Leiv secoua la tête.

« Ce n’est pas ça que je voulais dire, dit-il. Je voudrais savoir comment les Êtres Humains sont arrivés au Groenland. »

Shinka sourit. « Ah, bon, ça, c’est une tout autre histoire. Dans nos récits, on parle souvent du fait que les humains viennent d’un endroit de l’autre côté de la mer. On vient probablement tous de là-bas, parce que le pays que nous appelons Inuit Nunat, le Pays des Hommes, n’était pas habité par les Inuit avant nous.

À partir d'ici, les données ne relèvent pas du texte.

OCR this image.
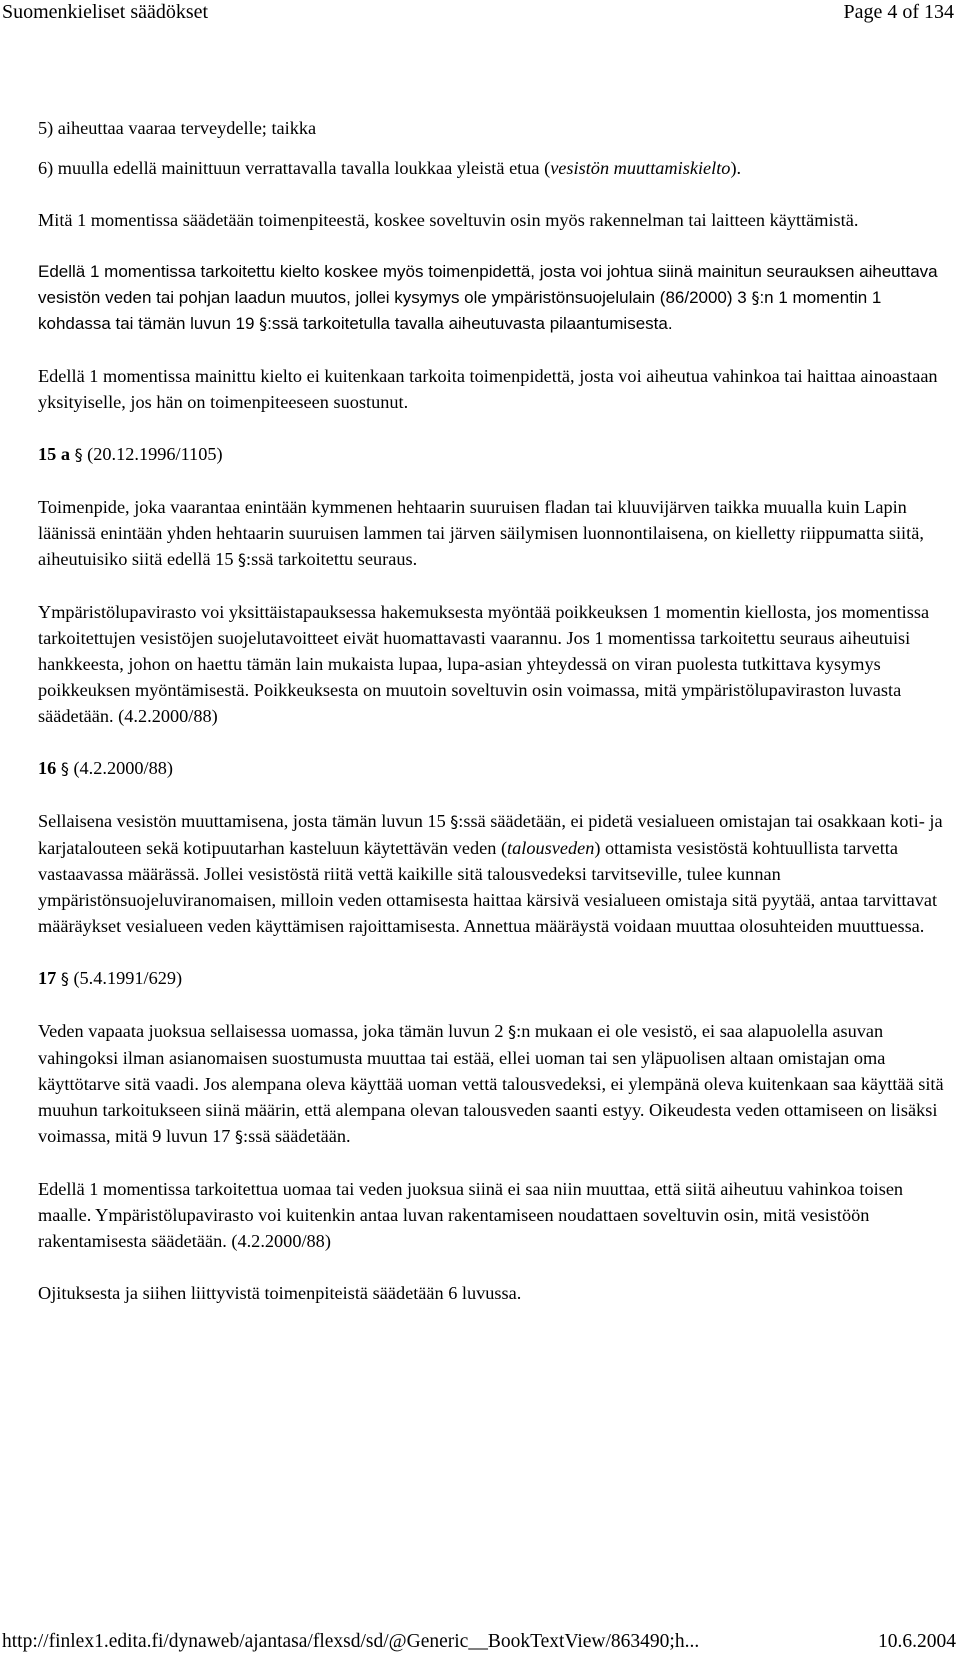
Suomenkieliset säädökset	Page 4 of 134

5) aiheuttaa vaaraa terveydelle; taikka

6) muulla edellä mainittuun verrattavalla tavalla loukkaa yleistä etua (vesistön muuttamiskielto).

Mitä 1 momentissa säädetään toimenpiteestä, koskee soveltuvin osin myös rakennelman tai laitteen käyttämistä.

Edellä 1 momentissa tarkoitettu kielto koskee myös toimenpidettä, josta voi johtua siinä mainitun seurauksen aiheuttava vesistön veden tai pohjan laadun muutos, jollei kysymys ole ympäristönsuojelulain (86/2000) 3 §:n 1 momentin 1 kohdassa tai tämän luvun 19 §:ssä tarkoitetulla tavalla aiheutuvasta pilaantumisesta.

Edellä 1 momentissa mainittu kielto ei kuitenkaan tarkoita toimenpidettä, josta voi aiheutua vahinkoa tai haittaa ainoastaan yksityiselle, jos hän on toimenpiteeseen suostunut.

15 a § (20.12.1996/1105)

Toimenpide, joka vaarantaa enintään kymmenen hehtaarin suuruisen fladan tai kluuvijärven taikka muualla kuin Lapin läänissä enintään yhden hehtaarin suuruisen lammen tai järven säilymisen luonnontilaisena, on kielletty riippumatta siitä, aiheutuisiko siitä edellä 15 §:ssä tarkoitettu seuraus.

Ympäristölupavirasto voi yksittäistapauksessa hakemuksesta myöntää poikkeuksen 1 momentin kiellosta, jos momentissa tarkoitettujen vesistöjen suojelutavoitteet eivät huomattavasti vaarannu. Jos 1 momentissa tarkoitettu seuraus aiheutuisi hankkeesta, johon on haettu tämän lain mukaista lupaa, lupa-asian yhteydessä on viran puolesta tutkittava kysymys poikkeuksen myöntämisestä. Poikkeuksesta on muutoin soveltuvin osin voimassa, mitä ympäristölupaviraston luvasta säädetään. (4.2.2000/88)

16 § (4.2.2000/88)

Sellaisena vesistön muuttamisena, josta tämän luvun 15 §:ssä säädetään, ei pidetä vesialueen omistajan tai osakkaan koti- ja karjatalouteen sekä kotipuutarhan kasteluun käytettävän veden (talousveden) ottamista vesistöstä kohtuullista tarvetta vastaavassa määrässä. Jollei vesistöstä riitä vettä kaikille sitä talousvedeksi tarvitseville, tulee kunnan ympäristönsuojeluviranomaisen, milloin veden ottamisesta haittaa kärsivä vesialueen omistaja sitä pyytää, antaa tarvittavat määräykset vesialueen veden käyttämisen rajoittamisesta. Annettua määräystä voidaan muuttaa olosuhteiden muuttuessa.

17 § (5.4.1991/629)

Veden vapaata juoksua sellaisessa uomassa, joka tämän luvun 2 §:n mukaan ei ole vesistö, ei saa alapuolella asuvan vahingoksi ilman asianomaisen suostumusta muuttaa tai estää, ellei uoman tai sen yläpuolisen altaan omistajan oma käyttötarve sitä vaadi. Jos alempana oleva käyttää uoman vettä talousvedeksi, ei ylempänä oleva kuitenkaan saa käyttää sitä muuhun tarkoitukseen siinä määrin, että alempana olevan talousveden saanti estyy. Oikeudesta veden ottamiseen on lisäksi voimassa, mitä 9 luvun 17 §:ssä säädetään.

Edellä 1 momentissa tarkoitettua uomaa tai veden juoksua siinä ei saa niin muuttaa, että siitä aiheutuu vahinkoa toisen maalle. Ympäristölupavirasto voi kuitenkin antaa luvan rakentamiseen noudattaen soveltuvin osin, mitä vesistöön rakentamisesta säädetään. (4.2.2000/88)

Ojituksesta ja siihen liittyvistä toimenpiteistä säädetään 6 luvussa.

http://finlex1.edita.fi/dynaweb/ajantasa/flexsd/sd/@Generic__BookTextView/863490;h...	10.6.2004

Quand les premiers Inuit arrivèrent ici, il n’y avait que des habitants des terres intérieures dont je t’ai déjà parlé en d’autres occasions. Mais de l’autre côté de la mer, il y a aussi des Inuit qui nous ressemblent sur bien des points. »

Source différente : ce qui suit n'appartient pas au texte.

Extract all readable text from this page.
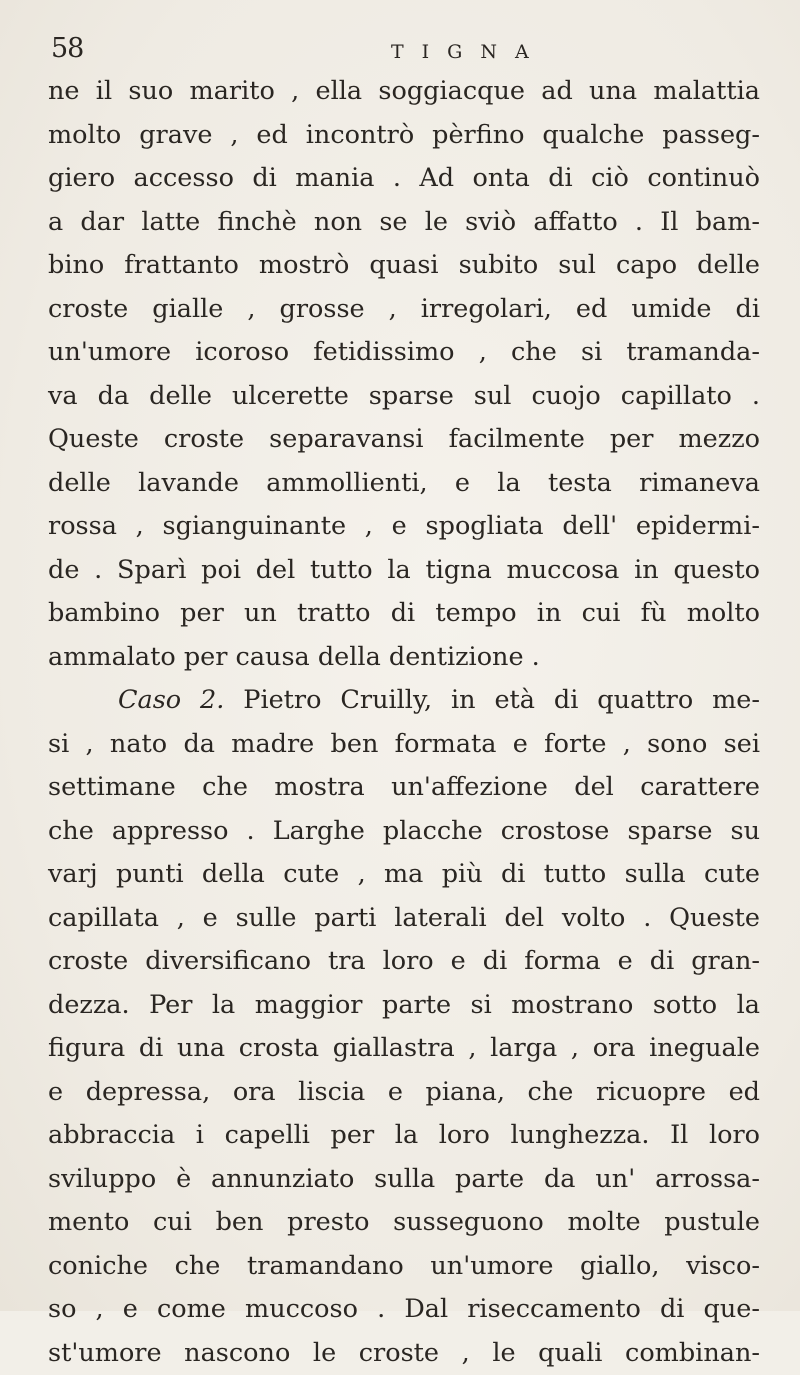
58	TIGNA
ne il suo marito , ella soggiacque ad una malattia
molto grave , ed incontrò pèrfino qualche passeg-
giero accesso di mania . Ad onta di ciò continuò
a dar latte finchè non se le sviò affatto . Il bam-
bino frattanto mostrò quasi subito sul capo delle
croste gialle , grosse , irregolari, ed umide di
un'umore icoroso fetidissimo , che si tramanda-
va da delle ulcerette sparse sul cuojo capillato .
Queste croste separavansi facilmente per mezzo
delle lavande ammollienti, e la testa rimaneva
rossa , sgianguinante , e spogliata dell' epidermi-
de . Sparì poi del tutto la tigna muccosa in questo
bambino per un tratto di tempo in cui fù molto
ammalato per causa della dentizione .
Caso 2. Pietro Cruilly, in età di quattro me-
si , nato da madre ben formata e forte , sono sei
settimane che mostra un'affezione del carattere
che appresso . Larghe placche crostose sparse su
varj punti della cute , ma più di tutto sulla cute
capillata , e sulle parti laterali del volto . Queste
croste diversificano tra loro e di forma e di gran-
dezza. Per la maggior parte si mostrano sotto la
figura di una crosta giallastra , larga , ora ineguale
e depressa, ora liscia e piana, che ricuopre ed
abbraccia i capelli per la loro lunghezza. Il loro
sviluppo è annunziato sulla parte da un' arrossa-
mento cui ben presto susseguono molte pustule
coniche che tramandano un'umore giallo, visco-
so , e come muccoso . Dal riseccamento di que-
st'umore nascono le croste , le quali combinan-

« Mais, demanda encore Leiv, combien de temps fallut-il naviguer pour traverser la mer et venir jusqu’ici ? »

« Ah, répondit Shinka, ce n’était pas loin, et ce n’était même pas nécessaire de naviguer. Très haut au nord, il y a un détroit très mince et qui est gelé une grande partie de l’année. On peut le traverser en traîneau à chiens. Quand mon père autrefois a traversé, la distance entre les deux pays n’était pas plus grande qu’aussi loin portent les yeux. On pouvait faire le voyage d’un pays à l’autre en moins d’une journée. Ainsi mon père l’a raconté, et pourquoi aurait-il menti ? »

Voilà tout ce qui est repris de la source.